In 2001, he was offered a position with White Construction Company in Austin and jumped at the chance to return to Texas. He was named the Vice President of Pre-Construction (business development) and was responsible for all activities that occur prior to signing a construction contract. He was the happiest he’d ever been at WCC, working with contractors and colleagues he had known for well over 40 years. He “retired” in 2017, only to begin a construction consulting business.
In addition to finding great professional success, Bill flourished in his faith after participating in an ACTS Retreat, held at Holy Spirit Catholic Church in San Antonio. He went as a favor to a business associate, not knowing how it would change the trajectory of his life. Shortly after he attended, so did Debbie and they both made the decision to join the church.
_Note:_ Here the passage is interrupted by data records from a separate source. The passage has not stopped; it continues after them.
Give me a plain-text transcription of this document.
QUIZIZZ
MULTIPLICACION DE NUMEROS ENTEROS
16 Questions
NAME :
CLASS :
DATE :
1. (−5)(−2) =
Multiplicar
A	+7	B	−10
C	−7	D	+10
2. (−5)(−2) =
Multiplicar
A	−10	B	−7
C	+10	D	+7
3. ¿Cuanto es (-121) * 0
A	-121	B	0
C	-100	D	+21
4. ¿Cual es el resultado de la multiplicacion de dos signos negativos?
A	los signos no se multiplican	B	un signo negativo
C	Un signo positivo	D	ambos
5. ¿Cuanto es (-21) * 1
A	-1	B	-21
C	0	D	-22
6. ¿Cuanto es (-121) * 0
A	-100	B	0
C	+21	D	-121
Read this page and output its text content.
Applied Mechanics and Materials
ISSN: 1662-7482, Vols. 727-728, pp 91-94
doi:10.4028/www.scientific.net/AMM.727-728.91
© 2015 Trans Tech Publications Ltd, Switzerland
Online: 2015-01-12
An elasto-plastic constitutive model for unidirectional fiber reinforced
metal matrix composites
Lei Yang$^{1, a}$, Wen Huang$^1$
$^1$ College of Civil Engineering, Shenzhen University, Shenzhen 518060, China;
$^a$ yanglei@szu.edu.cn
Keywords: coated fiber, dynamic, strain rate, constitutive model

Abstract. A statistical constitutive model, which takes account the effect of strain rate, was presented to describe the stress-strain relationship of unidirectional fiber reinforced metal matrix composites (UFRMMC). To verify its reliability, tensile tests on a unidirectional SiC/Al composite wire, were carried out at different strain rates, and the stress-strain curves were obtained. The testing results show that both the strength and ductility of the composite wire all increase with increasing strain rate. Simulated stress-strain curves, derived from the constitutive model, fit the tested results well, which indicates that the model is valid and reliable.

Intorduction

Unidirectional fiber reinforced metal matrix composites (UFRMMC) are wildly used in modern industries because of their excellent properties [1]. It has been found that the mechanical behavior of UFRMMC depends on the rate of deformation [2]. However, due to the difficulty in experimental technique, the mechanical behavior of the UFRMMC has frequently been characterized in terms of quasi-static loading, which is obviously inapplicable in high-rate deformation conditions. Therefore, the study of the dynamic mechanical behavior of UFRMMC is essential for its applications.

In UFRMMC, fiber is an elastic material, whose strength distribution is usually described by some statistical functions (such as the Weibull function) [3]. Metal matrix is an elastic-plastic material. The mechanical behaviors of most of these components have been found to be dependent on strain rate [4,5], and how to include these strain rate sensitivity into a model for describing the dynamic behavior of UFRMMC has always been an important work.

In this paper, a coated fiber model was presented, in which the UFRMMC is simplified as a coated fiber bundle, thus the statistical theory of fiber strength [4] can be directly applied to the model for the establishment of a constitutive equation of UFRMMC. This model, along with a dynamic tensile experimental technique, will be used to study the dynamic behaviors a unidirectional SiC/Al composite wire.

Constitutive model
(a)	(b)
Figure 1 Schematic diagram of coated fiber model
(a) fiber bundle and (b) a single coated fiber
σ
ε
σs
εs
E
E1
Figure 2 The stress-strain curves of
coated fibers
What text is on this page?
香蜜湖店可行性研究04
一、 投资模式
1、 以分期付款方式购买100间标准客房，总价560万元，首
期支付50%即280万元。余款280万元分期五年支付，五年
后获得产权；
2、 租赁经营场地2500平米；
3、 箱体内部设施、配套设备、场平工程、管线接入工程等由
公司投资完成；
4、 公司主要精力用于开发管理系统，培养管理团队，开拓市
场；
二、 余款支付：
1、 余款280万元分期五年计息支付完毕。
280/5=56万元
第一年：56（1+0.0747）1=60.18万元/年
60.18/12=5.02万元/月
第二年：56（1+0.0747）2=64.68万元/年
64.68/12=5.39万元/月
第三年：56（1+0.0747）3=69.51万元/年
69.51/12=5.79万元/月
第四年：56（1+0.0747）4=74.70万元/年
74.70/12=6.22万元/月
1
On March 30, 2013, they were fully received into the Catholic Church at St. Louis King of France. They were active parishioners, and Bill participated, co-directed, and directed numerous ACTS retreats; he loved this amazing ministry. Bill was also the current chair of the church’s building committee. He and his wife were also members of the Equestrian Order of the Holy Sepulchre of Jerusalem, supporting the Catholic Church in the Holy Land.
He took inspiration from his two most important mentors—his father-in-law, Jack, and former boss, Bill Attebury—to mentor hundreds more men and women in the construction industry. For Bill, it was never about the “deal,” but about the people. He touched countless lives in unimaginable ways through his professional associations – American Correctional Association, Real Estate Council of Austin Board, Urban Land Institute, American Seniors Housing Association, LeadingAge, and the Society for Marketing Professional Services.
But above it all, it was his family that Bill loved the most. He and his wife Debbie were married 49 years and they had two children, Kathryn and Daniel, who blessed them with ten grandchildren. He rarely missed a sporting event, birthday, sacramental celebration, or holiday with them. His proudest title was undoubtedly, “Papa.”
Bill thought every food item should be eaten with Tabasco sauce! He loved playing golf, drinking martinis and Manhattans, watching sports (Dallas Cowboys, Texas Rangers, Texas Aggies, and Florida Gators), eating Mexican and spicy Thai food, teasing everyone, watching Hallmark movies and cooking a mean filet on the stove, finished off in the oven. He just loved helping and being with people and hospitality was his charism.